Formula 1 icon Michael Schumacher has been under an induced coma since his freak skiing accident on December 29th. According to German reports, Schumacher's condition remains too critical for any plans to wake him. However, as the former racing driver has yet to show significant signs of improvement after two weeks, the window for recovery has become dangerously narrow. Doctors fear Schumacher may be in a coma for the rest of his life.

Doctors placed Michael Schumacher under an induced coma to reduce the amount of oxygen necessary for the brain to function. Having the brain work less allows Schumacher an opportunity to recover from the heavy injuries sustained. Patients placed under induced comas are usually brought out from them in a matter of one or two weeks.

However, Schumacher's condition is no where near sufficient to be woken. According to German media, the risk of brain hemorrhage is extremely high, which is why doctors still classify Michael Schumacher's condition as critically ill. As the third week approaches, doctors fear the worst.

"Brain injuries are among the most complicated injuries that can happen to the human body," explained Professor Andreas Zieger, a neurosurgeon of the university Clinic for neurosurgery in Oldenburg. "Predictions about how long a person might be in a coma or potential complications are seldom reliable."
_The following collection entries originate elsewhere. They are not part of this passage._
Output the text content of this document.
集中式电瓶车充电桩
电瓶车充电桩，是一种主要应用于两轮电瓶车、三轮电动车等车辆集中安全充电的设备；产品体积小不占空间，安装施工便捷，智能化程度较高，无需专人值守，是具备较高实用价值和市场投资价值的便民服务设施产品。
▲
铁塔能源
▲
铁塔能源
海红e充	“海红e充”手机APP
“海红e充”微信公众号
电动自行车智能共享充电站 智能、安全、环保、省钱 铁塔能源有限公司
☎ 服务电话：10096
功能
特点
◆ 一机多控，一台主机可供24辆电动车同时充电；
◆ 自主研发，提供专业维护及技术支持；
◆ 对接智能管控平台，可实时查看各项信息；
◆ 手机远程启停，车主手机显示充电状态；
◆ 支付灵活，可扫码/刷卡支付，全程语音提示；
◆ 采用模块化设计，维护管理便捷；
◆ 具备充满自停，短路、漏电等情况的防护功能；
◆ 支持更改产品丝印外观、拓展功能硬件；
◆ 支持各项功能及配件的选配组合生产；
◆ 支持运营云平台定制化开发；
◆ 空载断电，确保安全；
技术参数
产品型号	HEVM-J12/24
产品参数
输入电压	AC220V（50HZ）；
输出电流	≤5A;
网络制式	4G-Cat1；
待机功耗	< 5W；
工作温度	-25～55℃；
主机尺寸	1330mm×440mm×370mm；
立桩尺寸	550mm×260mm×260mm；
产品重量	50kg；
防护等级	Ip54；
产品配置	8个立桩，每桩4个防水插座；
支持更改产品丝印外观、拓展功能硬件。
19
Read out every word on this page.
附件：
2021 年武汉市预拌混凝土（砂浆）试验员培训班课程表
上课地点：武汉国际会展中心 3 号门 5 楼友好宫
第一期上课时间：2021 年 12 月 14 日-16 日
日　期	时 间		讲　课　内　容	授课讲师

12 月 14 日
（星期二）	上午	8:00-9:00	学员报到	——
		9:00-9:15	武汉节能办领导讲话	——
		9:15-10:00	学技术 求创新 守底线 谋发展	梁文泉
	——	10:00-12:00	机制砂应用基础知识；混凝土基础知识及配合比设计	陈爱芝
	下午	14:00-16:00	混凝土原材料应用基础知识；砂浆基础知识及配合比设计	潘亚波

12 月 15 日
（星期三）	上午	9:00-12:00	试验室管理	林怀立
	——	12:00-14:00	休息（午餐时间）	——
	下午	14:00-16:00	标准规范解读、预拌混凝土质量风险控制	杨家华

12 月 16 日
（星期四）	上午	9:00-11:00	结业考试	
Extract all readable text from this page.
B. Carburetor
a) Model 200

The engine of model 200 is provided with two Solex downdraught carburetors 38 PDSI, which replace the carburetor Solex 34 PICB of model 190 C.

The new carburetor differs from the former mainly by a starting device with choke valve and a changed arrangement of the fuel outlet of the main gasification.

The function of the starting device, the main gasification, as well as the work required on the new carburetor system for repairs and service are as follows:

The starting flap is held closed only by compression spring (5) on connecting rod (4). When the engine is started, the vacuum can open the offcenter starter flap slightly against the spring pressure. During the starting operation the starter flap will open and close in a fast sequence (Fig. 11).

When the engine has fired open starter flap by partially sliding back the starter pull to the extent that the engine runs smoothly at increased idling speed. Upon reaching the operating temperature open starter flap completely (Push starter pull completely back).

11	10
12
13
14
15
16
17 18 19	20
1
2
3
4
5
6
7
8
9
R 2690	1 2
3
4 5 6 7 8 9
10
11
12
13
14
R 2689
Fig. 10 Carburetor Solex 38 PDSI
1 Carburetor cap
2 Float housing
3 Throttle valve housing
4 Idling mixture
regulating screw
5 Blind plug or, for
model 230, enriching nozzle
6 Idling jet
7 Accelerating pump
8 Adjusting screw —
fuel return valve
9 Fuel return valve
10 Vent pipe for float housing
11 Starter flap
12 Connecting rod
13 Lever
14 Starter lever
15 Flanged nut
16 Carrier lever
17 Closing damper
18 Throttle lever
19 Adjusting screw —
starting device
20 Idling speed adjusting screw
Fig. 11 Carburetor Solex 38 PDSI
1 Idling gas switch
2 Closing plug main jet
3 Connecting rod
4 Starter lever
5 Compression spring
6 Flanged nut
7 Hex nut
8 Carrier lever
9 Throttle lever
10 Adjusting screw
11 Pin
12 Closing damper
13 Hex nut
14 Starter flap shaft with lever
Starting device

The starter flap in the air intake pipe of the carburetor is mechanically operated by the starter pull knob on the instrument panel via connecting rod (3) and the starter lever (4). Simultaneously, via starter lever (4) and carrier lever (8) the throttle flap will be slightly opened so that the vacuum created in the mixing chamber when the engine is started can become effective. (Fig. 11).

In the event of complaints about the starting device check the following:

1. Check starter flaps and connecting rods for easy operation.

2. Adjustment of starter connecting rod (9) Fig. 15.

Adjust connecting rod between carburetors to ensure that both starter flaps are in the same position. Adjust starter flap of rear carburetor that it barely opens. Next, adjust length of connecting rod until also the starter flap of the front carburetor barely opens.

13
However, in the event that Michael Schumacher manages to emerge from his coma, doctors also warn that Schumacher will not be the man he used to be. "Depending on where bleeding has taken place can lead to unilateral paralysis, speech disorders or personality changes," warned Cologne neurological expert Professor Gereon Fink.

Consultant neurologist Richard Greenwood of London's Homerton Hospital says in the event Schumacher regains consciousness, he likely will become an average "Joe Bloggs," instead of the superstar seven-time world champion he once was.

"If Schumacher survives he will not be Schumacher. He will be Bloggs. And his rehabilitation will only be effective if he comes to terms with being Bloggs - and fulfills what Bloggs can do," Greenwood told a group of doctors and reporters. "That's a very, very difficult process to take people through - and many people don't achieve it."